Tesla fans have taken issue with the word “recall” in the past when the company has proven adept at fixing its problems through over-the-air software updates. But they likely will have to admit that, in this case, the terminology applies.

Even if Tesla sucks super hard, I agree with these complaints. I immediately checked to see if this was a "real" recall or a software one. Since they all need some physical work on them it definitely applies, but I really wish they used a different term for software update "recalls". It's confusing word choice.

[–] deranger@lemmy.world 184 points 7 months ago* (last edited 7 months ago) (49 children)

Software updates should absolutely be recalls. Ship a complete vehicle or don’t. I absolutely do not want cars to turn in what games are today. I do not want hotfixes on my car because they didn’t test. Fuck an OTA update too, I don’t want that either, if they need an update it’s a recall and the cars have to go back to the shop. I want it to hurt and appropriately damage the company’s reputation.

[–] nbailey@lemmy.ca 100 points 7 months ago (3 children)

In my opinion it points to a more dangerous thing, “continuous delivery” software mindset seeping into safety critical systems.

It’s fine, good even, that web developers can push updates to “prod” in minutes. But imagine if some dork could push largely untested control system updates to your car’s ECU… it’s one thing for a website site to get a couple errors, but it’s a very bad thing if it makes your steering wheel stop working.

Unfinished products make more money, and it’s high time a consumer protection law clamped down on this.

[–] joekar1990@lemmy.world 20 points 7 months ago (1 children)

I agree I mean how many times in the past couple of years have large sites or services gone down because an update was pushed through. Most recently I can think of teams going down earlier this year.

Should be protocols put into place for cars that need to be followed for a software update.

[–] abhibeckert@lemmy.world 4 points 7 months ago* (last edited 7 months ago)

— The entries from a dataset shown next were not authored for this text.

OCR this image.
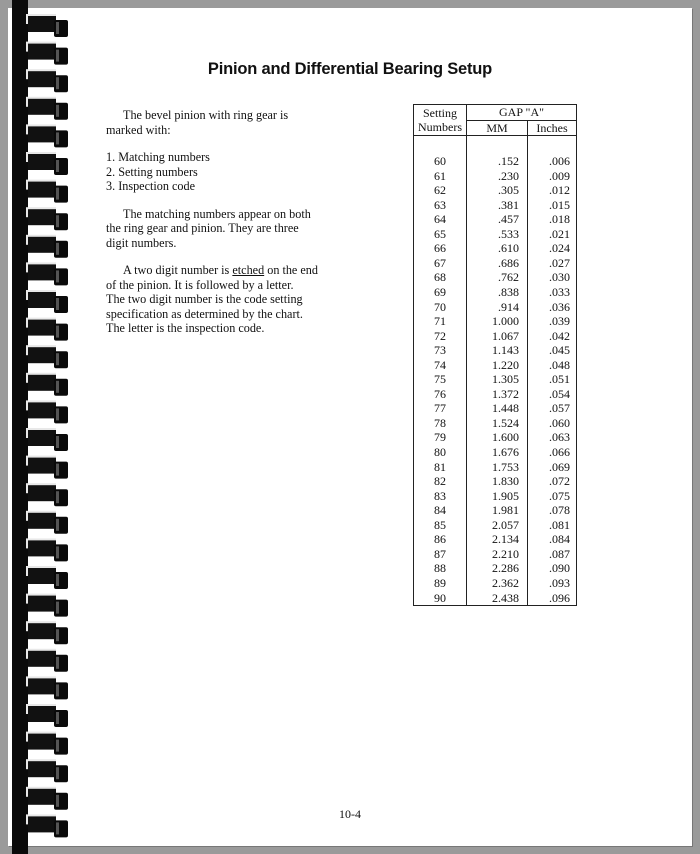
Pinion and Differential Bearing Setup

The bevel pinion with ring gear is

marked with:

1. Matching numbers

2. Setting numbers

3. Inspection code

The matching numbers appear on both

the ring gear and pinion. They are three

digit numbers.

A two digit number is etched on the end

of the pinion. It is followed by a letter.

The two digit number is the code setting

specification as determined by the chart.

The letter is the inspection code.

Setting
Numbers	GAP "A"	
	MM	Inches

60	.152	.006
61	.230	.009
62	.305	.012
63	.381	.015
64	.457	.018
65	.533	.021
66	.610	.024
67	.686	.027
68	.762	.030
69	.838	.033
70	.914	.036
71	1.000	.039
72	1.067	.042
73	1.143	.045
74	1.220	.048
75	1.305	.051
76	1.372	.054
77	1.448	.057
78	1.524	.060
79	1.600	.063
80	1.676	.066
81	1.753	.069
82	1.830	.072
83	1.905	.075
84	1.981	.078
85	2.057	.081
86	2.134	.084
87	2.210	.087
88	2.286	.090
89	2.362	.093
90	2.438	.096
10-4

Should be protocols put into place for cars that need to be followed for a software update.

Protocols are in place. We can argue over wether or not those are good enough, but the car industry is incredibly heavily regulated.

Those protocols include certain systems being designated as "critical" and significantly more testing is required to change them. Some changes can only be made after an entire year of testing by a third party auditor including crash tests, emissions tests, etc.

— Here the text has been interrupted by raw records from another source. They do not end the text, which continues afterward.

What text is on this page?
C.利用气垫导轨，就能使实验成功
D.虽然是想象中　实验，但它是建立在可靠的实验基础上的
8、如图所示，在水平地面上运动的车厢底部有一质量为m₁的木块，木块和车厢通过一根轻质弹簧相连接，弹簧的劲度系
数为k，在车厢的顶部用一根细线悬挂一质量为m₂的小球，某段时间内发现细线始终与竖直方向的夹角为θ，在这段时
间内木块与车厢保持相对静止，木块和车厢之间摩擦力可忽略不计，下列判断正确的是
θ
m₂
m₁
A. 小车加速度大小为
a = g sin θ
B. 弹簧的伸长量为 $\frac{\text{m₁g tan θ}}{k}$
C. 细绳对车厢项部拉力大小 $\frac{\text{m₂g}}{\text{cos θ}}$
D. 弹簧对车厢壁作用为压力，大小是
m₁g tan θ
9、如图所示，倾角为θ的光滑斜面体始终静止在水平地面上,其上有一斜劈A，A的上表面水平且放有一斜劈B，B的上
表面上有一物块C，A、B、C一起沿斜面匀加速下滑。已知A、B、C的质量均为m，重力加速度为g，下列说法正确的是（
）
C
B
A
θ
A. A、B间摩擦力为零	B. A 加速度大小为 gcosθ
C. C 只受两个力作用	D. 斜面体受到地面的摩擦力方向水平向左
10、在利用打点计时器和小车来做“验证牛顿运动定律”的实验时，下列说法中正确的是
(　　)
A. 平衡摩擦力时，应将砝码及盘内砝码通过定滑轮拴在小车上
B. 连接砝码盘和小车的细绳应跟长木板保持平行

Updating the map to inform the driver that a police officer is standing around the next corner with a radar gun? That can be done OTA with zero testing (and yes, my car does that). That's not a critical system, it's an important safety feature. If the car ahead of me is going to slam on the brakes the moment they see the officer... I want to know it's likely to happen ahead of time - might even slow down myself. ;-)

[–] JustZ@lemmy.world 0 points 7 months ago

Oh yeah don't stop.

[–] QuaternionsRock@lemmy.world -1 points 7 months ago

This operates under the assumption that cars produced before the era of OTA updates could not have been improved by OTA updates. I’ve used a few of them, and that doesn’t seem to be the case.

But imagine if some dork could push largely untested control system updates to your car’s ECU…

While I can’t deny that this isn’t categorically impossible, it seems incredibly unlikely. At the very least, I don’t think we’ve seen this happen yet, and OTA updates have been around for a while now.